Many of the most popular Internet applications today, such as Dropbox, Netflix and Instagram, are using the cloud computing paradigm to offer online services to users worldwide. Cloud computing relies on data centers which are equipped with thousands of server machines to collectively handle time-varying application requests from millions of users. In particular, cloud computing offers unprecedented scalability opportunities where an application can elastically, for example, scale out to use additional machines as user application demands increase. At the same time, cloud computing enables the deployment of applications-on-a-demand basis as application developers use cloud resources to deploy their applications. One way is known as Infrastructure as a Service (IaaS), which supplies customers with one (or more) virtual machines running on a server, that can simulate many different virtual computers. Examples of such IaaS clouds include Google’s Compute Engine and Amazon’s Elastic Compute Cloud.

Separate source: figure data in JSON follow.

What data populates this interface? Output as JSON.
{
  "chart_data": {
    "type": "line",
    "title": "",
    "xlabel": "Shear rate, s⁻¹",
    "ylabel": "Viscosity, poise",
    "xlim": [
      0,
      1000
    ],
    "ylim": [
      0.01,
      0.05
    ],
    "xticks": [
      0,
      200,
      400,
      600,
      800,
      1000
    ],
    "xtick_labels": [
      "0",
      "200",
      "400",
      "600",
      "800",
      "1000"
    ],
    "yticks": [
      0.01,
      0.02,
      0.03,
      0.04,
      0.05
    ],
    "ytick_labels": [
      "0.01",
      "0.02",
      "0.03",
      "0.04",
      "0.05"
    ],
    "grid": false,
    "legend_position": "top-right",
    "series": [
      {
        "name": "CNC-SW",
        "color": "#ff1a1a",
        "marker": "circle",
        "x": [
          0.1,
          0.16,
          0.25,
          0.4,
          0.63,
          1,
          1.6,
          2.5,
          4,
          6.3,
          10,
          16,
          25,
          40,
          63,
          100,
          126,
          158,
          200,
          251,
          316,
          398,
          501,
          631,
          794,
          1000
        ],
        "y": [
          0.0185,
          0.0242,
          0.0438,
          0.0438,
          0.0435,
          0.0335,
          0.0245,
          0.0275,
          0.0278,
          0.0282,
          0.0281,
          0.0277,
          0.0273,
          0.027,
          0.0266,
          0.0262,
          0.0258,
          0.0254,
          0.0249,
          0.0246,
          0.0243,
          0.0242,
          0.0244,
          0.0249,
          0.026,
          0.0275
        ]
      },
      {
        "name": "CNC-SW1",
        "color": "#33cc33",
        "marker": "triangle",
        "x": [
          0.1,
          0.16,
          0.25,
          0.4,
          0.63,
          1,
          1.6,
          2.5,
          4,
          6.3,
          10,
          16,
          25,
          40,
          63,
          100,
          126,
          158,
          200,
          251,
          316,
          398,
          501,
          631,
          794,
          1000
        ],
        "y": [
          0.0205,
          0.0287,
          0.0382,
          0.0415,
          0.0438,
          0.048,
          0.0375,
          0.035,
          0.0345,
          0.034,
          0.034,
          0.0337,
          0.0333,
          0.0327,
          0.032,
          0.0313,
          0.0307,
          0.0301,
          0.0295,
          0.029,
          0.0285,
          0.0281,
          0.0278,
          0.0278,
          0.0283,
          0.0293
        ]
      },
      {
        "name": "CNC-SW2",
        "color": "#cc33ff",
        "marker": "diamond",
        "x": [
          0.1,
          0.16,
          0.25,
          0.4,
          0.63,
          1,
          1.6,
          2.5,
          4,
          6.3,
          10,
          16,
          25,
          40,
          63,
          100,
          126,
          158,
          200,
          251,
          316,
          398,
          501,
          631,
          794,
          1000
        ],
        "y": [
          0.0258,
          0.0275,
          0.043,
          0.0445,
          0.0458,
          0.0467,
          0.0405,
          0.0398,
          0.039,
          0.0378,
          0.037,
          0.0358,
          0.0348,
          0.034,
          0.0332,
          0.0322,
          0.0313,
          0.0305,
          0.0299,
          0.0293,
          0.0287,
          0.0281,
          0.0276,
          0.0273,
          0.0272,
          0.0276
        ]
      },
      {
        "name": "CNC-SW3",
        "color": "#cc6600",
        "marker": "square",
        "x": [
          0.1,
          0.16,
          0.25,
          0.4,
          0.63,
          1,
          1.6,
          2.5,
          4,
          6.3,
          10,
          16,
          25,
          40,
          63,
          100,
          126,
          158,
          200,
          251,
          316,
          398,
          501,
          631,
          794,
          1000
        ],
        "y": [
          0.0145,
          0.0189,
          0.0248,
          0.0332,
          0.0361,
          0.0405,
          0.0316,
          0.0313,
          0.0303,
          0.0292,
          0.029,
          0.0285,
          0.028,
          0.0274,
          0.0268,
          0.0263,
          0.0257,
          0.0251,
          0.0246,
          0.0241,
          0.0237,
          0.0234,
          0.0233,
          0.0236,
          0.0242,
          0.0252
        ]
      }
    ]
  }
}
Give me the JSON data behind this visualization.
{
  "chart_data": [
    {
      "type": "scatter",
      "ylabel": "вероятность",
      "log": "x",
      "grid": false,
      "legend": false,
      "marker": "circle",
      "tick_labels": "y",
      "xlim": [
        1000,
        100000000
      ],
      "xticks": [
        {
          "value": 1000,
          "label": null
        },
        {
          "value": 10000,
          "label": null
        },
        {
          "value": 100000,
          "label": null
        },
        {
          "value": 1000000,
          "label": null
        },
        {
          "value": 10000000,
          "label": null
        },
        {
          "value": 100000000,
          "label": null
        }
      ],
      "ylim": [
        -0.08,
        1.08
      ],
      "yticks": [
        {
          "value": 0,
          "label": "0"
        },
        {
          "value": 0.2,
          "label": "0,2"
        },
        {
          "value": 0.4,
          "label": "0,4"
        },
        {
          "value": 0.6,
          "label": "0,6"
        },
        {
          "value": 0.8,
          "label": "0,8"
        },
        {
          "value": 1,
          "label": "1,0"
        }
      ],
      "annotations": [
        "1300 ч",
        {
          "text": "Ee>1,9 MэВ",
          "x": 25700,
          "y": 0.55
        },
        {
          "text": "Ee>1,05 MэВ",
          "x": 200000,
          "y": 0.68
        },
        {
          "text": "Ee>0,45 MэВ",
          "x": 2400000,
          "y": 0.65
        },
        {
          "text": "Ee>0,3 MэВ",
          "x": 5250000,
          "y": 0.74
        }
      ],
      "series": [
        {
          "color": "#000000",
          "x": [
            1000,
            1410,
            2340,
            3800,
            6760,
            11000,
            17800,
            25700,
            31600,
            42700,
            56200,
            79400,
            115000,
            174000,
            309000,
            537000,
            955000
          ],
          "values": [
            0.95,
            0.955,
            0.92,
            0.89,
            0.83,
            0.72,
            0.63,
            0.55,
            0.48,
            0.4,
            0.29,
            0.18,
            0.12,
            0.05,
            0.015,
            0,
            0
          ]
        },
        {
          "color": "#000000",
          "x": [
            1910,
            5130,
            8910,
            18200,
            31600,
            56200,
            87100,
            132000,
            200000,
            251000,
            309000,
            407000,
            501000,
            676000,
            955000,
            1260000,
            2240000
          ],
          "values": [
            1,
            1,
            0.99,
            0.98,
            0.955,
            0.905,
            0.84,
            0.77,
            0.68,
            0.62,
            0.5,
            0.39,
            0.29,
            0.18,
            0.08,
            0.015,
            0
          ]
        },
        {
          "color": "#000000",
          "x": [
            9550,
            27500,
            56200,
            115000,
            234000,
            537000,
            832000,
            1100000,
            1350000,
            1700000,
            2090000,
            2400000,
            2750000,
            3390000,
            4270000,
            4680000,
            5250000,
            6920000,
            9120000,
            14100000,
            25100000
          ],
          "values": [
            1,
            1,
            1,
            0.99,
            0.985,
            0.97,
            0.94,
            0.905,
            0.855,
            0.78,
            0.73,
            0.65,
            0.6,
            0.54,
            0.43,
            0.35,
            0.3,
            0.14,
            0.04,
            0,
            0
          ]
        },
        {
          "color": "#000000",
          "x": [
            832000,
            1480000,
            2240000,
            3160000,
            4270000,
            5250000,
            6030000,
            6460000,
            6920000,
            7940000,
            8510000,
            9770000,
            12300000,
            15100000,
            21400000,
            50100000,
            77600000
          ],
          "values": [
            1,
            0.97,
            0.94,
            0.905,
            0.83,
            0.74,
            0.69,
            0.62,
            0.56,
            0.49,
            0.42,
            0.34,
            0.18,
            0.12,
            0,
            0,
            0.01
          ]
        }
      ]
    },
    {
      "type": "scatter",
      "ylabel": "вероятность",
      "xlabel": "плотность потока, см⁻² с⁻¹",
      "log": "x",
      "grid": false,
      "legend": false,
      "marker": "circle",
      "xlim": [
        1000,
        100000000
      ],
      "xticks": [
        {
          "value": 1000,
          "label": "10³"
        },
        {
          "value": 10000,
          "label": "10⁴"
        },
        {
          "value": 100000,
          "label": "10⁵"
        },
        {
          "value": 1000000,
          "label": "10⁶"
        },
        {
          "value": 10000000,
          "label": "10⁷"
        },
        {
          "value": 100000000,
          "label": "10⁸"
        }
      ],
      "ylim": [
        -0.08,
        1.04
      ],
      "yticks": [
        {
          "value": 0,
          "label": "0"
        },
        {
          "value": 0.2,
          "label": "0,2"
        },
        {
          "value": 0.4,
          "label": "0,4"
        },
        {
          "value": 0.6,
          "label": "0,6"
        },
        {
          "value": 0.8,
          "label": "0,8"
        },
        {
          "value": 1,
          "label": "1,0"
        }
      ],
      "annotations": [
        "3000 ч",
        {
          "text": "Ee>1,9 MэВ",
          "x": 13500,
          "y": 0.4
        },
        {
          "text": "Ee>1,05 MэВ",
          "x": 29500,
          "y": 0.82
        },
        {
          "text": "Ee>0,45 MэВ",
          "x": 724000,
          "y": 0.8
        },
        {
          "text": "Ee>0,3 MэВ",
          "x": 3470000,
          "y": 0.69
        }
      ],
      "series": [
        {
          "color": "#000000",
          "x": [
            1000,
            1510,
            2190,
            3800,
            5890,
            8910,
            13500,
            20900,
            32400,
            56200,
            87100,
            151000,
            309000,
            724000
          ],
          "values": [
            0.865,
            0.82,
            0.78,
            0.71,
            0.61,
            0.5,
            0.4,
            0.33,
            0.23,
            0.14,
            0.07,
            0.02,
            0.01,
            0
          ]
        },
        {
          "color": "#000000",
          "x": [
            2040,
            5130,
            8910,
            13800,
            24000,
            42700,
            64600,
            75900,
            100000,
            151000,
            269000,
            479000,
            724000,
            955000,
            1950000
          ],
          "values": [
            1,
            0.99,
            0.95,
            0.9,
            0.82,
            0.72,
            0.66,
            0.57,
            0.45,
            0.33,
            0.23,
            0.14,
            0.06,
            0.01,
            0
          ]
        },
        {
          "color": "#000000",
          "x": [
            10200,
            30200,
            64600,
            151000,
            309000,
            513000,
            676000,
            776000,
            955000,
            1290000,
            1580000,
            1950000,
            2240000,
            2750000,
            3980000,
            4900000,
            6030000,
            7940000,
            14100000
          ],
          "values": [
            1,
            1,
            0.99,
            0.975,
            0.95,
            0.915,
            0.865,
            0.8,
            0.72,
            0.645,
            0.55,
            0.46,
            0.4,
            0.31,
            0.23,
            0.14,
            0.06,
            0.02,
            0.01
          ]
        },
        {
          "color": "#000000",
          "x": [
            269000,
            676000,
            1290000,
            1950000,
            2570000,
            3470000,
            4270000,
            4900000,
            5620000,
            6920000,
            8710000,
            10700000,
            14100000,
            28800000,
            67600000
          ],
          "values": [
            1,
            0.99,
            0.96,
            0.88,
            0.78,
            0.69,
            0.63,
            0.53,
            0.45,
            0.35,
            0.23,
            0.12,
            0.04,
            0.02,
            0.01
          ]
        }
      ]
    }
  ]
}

The enabling technology to cloud computing is virtualization (see, for example, XEN and VMware ESX) where a physical machine is transformed into one (or more) virtual machines (VMs) each capable of operating independently as a standalone physical server. Furthermore, VM live migration enables data center managers to move VMs across physical servers with only minimal application disruption. In total, virtualization enables (a) application consolidation when multiple virtualized applications run on a single shared server; and (b) an application to span multiple physical resources across the data center. As a result, server loads can be aggregated in fewer number of servers and save energy by switching off idle servers. This technique is developed for efficient use of computer server resources in order to reduce the total number of servers required for a number of software implementations, since more resources are used than necessary to provide the functionality required.
Consolidated applications share server resources, such as CPU time, memory and disk space. For each application to operate efficiently it is required that it is allocated with enough resources from the hosting server resources in order to meet its performance requirements, as measured, for example, by the requests mean Response Time (mRT). However, adjusting the shares of resources of consolidated applications while their demands change over time is challenging.